As many shoppers are now aware, Target experienced a massive security breach between November 27 and December 15, 2013, with the personal data of up to 110 million customers having been compromised. In January, Neiman Marcus experienced a similar hack and in the weeks since, various expert reports have suggested that even more stores are currently also at risk. This has left many consumers wondering: How have so many retailers been hoodwinked by hackers? And is there any truly safe way to pay for goods outside of cash? To help better understand the changing credit card landscape consumers are facing, we’ve laid out all the details on what information might have been at risk and explore the various ways consumers can shop online and remain secure.

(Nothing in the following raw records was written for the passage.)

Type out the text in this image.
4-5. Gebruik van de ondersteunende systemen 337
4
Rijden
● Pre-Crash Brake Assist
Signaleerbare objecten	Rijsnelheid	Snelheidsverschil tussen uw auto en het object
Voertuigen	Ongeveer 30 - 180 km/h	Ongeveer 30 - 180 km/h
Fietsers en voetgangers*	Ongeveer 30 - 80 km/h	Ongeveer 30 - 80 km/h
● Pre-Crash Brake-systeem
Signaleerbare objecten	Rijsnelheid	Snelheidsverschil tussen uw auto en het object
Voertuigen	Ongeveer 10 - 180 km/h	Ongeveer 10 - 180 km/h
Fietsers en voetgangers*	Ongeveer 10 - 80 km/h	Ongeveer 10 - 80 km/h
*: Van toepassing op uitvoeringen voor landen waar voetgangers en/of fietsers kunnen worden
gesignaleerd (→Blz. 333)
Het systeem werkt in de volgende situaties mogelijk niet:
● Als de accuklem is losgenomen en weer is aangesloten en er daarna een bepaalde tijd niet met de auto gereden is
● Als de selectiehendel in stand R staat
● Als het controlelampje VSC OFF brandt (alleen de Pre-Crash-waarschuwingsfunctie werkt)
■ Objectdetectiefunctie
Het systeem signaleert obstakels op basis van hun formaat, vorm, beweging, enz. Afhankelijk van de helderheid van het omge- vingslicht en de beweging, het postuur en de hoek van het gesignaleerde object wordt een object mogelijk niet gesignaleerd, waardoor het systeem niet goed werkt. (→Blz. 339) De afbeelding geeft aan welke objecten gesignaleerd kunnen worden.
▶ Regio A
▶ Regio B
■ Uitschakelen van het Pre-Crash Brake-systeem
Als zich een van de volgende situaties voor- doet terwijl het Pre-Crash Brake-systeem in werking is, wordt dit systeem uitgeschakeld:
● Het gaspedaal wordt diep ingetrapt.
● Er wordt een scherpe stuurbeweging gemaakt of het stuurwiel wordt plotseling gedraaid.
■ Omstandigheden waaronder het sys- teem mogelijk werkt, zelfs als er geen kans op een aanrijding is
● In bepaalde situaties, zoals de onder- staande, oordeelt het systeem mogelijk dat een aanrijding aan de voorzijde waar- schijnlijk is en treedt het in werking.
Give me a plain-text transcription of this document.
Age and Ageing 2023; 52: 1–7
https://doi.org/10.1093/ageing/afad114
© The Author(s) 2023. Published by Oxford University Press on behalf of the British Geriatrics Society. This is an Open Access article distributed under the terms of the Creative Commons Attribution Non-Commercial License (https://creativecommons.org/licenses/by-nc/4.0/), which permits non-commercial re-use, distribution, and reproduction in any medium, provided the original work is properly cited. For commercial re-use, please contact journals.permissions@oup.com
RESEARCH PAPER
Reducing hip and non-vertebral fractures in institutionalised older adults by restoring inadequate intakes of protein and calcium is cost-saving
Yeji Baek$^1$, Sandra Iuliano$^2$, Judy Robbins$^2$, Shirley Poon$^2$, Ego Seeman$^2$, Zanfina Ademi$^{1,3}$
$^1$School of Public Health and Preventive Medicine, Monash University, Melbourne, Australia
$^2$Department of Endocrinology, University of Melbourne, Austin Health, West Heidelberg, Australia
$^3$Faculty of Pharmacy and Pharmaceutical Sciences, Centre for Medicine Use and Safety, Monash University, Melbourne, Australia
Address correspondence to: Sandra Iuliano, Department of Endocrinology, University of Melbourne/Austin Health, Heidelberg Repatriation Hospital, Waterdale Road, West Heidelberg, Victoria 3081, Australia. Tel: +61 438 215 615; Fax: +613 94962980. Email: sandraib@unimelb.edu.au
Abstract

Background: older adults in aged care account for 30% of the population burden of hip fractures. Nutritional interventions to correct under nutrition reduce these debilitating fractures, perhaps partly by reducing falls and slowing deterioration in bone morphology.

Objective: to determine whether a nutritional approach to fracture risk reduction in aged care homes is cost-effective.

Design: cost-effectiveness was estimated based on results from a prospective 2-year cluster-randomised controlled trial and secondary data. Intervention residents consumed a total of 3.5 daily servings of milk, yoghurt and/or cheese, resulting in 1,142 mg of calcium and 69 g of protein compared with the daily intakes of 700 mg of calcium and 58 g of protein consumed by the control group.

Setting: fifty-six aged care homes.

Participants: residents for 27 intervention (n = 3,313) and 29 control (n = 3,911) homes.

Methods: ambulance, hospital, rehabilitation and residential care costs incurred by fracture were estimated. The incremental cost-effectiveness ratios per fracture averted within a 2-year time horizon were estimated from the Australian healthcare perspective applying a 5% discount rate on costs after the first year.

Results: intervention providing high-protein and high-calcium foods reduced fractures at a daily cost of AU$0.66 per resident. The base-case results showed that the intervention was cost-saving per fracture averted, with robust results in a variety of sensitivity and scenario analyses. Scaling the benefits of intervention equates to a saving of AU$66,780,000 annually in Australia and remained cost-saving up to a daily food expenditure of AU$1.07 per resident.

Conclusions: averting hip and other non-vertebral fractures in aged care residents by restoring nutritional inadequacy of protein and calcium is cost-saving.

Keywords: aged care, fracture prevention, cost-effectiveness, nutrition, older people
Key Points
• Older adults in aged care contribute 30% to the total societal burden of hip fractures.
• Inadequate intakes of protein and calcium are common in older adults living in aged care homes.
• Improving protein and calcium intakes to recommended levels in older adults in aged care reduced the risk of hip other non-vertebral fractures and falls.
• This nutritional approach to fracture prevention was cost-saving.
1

Both Financial Personal Information Stolen

Using a software called BlackPOS developed by a Russian teenager, hackers corrupted Target’s Point of Sale devices (credit and debit card readers) in brick-and-mortar locations. The hackers were able to capture personal data immediately after a credit card was swiped, according to Brian Krebs , the security blogger who originally broke the story. The data was then stored in a repository within Target’s own internal system, which, the company recently revealed, hackers were able to by stealing vendor credentials.

Target initially confirmed that up to 40 million credit and debit card accounts had been compromised. The information stolen included everything stored directly on a credit or debit card’s magnetic strip: account number, cardholder name, and expiration date. It also included encrypted CVV data, which is used to confirm in-store purchases. (CVV data is not  the same as the 3-digit CVV2 code found on the back of your card and used to verify online purchases.)

Weeks later, Target also confirmed the theft of additional “Guest Information” for up to 70 million customers, with some possible overlap between the two groups. Target would only say  that the data “may have included names, mailing addresses, phone numbers, or email addresses.”